On our second day of Catechesis at WYD, a bishop from Ireland spoke to us. I was actually on the phone with my mom outside of the church, but was able to catch part of his talk. Of course (because God was entirely running things Down Under and we all knew it!) I heard the part I needed to hear and on which I needed to meditation. So I will offer the catalyst as well as the fruit of those meditations for consideration.

During his talk, the bishop said that we should pray every morning to be able to “accept surprises that upset your plans. Shatter your dreams. Give a completely new turn to your day; perhaps your life.” Almost every day of my life – and I’m sure many of you can relate – I am asked some variation of the question what are your dreams? I can never answer; I stumble over my words and make something up that sounds nice. Culture is focused on living your dreams; but what if your dreams aren’t what God desires for you? Something tells me that His “dreams” for a person would be worlds better than anything we can formulate. Thus we should be willing to shatter our dreams daily.
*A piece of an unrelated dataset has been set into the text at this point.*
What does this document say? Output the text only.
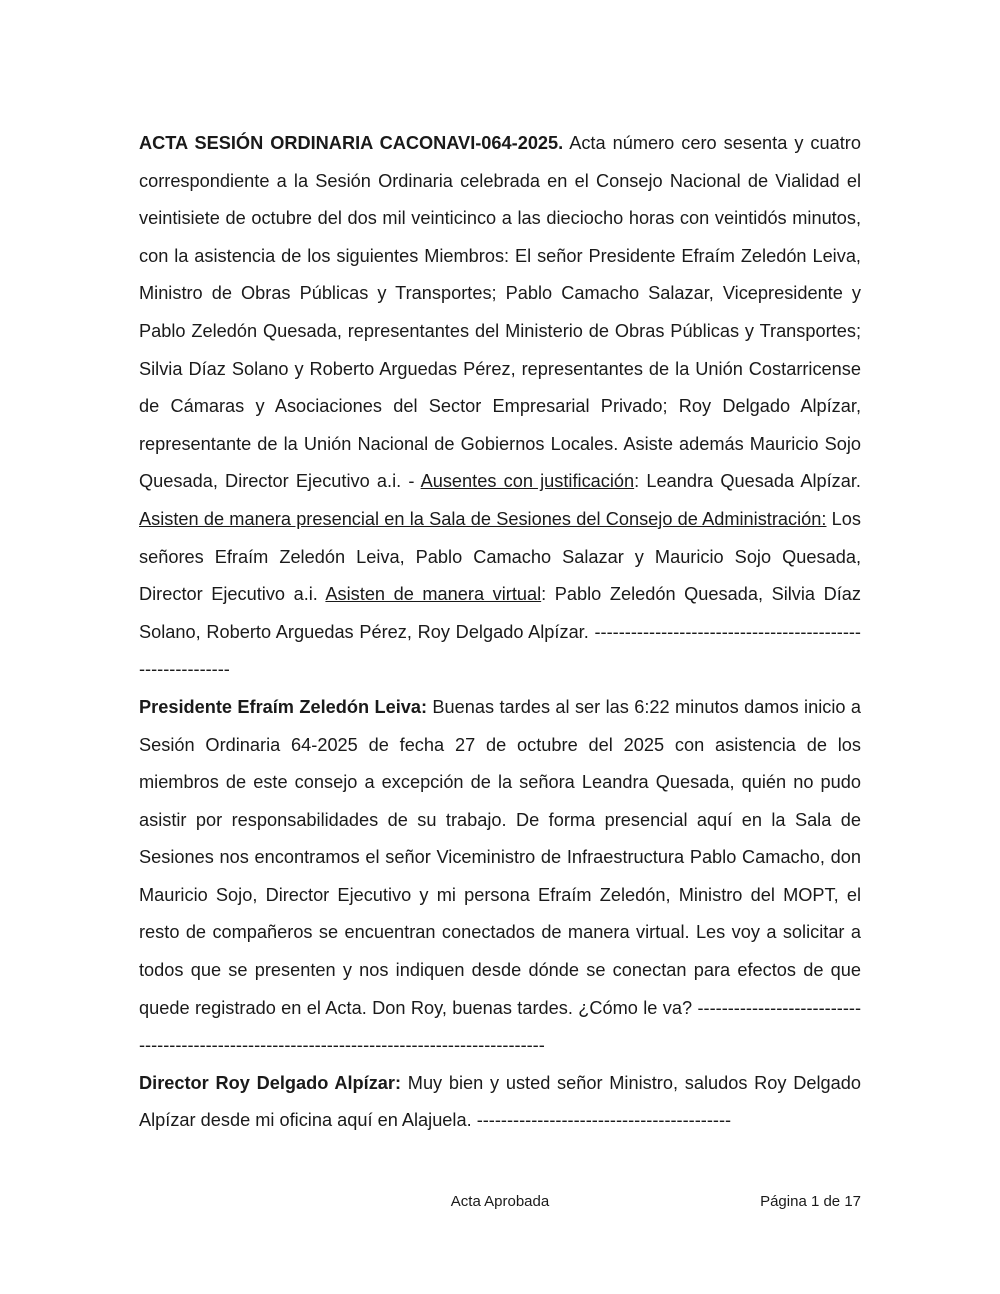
ACTA SESIÓN ORDINARIA CACONAVI-064-2025. Acta número cero sesenta y cuatro correspondiente a la Sesión Ordinaria celebrada en el Consejo Nacional de Vialidad el veintisiete de octubre del dos mil veinticinco a las dieciocho horas con veintidós minutos, con la asistencia de los siguientes Miembros: El señor Presidente Efraím Zeledón Leiva, Ministro de Obras Públicas y Transportes; Pablo Camacho Salazar, Vicepresidente y Pablo Zeledón Quesada, representantes del Ministerio de Obras Públicas y Transportes; Silvia Díaz Solano y Roberto Arguedas Pérez, representantes de la Unión Costarricense de Cámaras y Asociaciones del Sector Empresarial Privado; Roy Delgado Alpízar, representante de la Unión Nacional de Gobiernos Locales. Asiste además Mauricio Sojo Quesada, Director Ejecutivo a.i. - Ausentes con justificación: Leandra Quesada Alpízar. Asisten de manera presencial en la Sala de Sesiones del Consejo de Administración: Los señores Efraím Zeledón Leiva, Pablo Camacho Salazar y Mauricio Sojo Quesada, Director Ejecutivo a.i. Asisten de manera virtual: Pablo Zeledón Quesada, Silvia Díaz Solano, Roberto Arguedas Pérez, Roy Delgado Alpízar. -----------------------------------------------------------

Presidente Efraím Zeledón Leiva: Buenas tardes al ser las 6:22 minutos damos inicio a Sesión Ordinaria 64-2025 de fecha 27 de octubre del 2025 con asistencia de los miembros de este consejo a excepción de la señora Leandra Quesada, quién no pudo asistir por responsabilidades de su trabajo. De forma presencial aquí en la Sala de Sesiones nos encontramos el señor Viceministro de Infraestructura Pablo Camacho, don Mauricio Sojo, Director Ejecutivo y mi persona Efraím Zeledón, Ministro del MOPT, el resto de compañeros se encuentran conectados de manera virtual. Les voy a solicitar a todos que se presenten y nos indiquen desde dónde se conectan para efectos de que quede registrado en el Acta. Don Roy, buenas tardes. ¿Cómo le va? ----------------------------------------------------------------------------------------------

Director Roy Delgado Alpízar: Muy bien y usted señor Ministro, saludos Roy Delgado Alpízar desde mi oficina aquí en Alajuela. ------------------------------------------

Acta Aprobada	Página 1 de 17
On the other hand, Pope Benedict emphasized in his homily at the Closing Mass that our desires are formed by faith and thus are good in and of themselves. At first I thought this contradicted my earlier train of thought about dreams, but on closer examination it does not. Pope Benedict is assuming that one is taking advantage regularly of the Sacraments. If one is doing this and keeping close to Christ and His will in this way, then one’s desires would (hopefully) match up with Christ’s will and His “dreams”.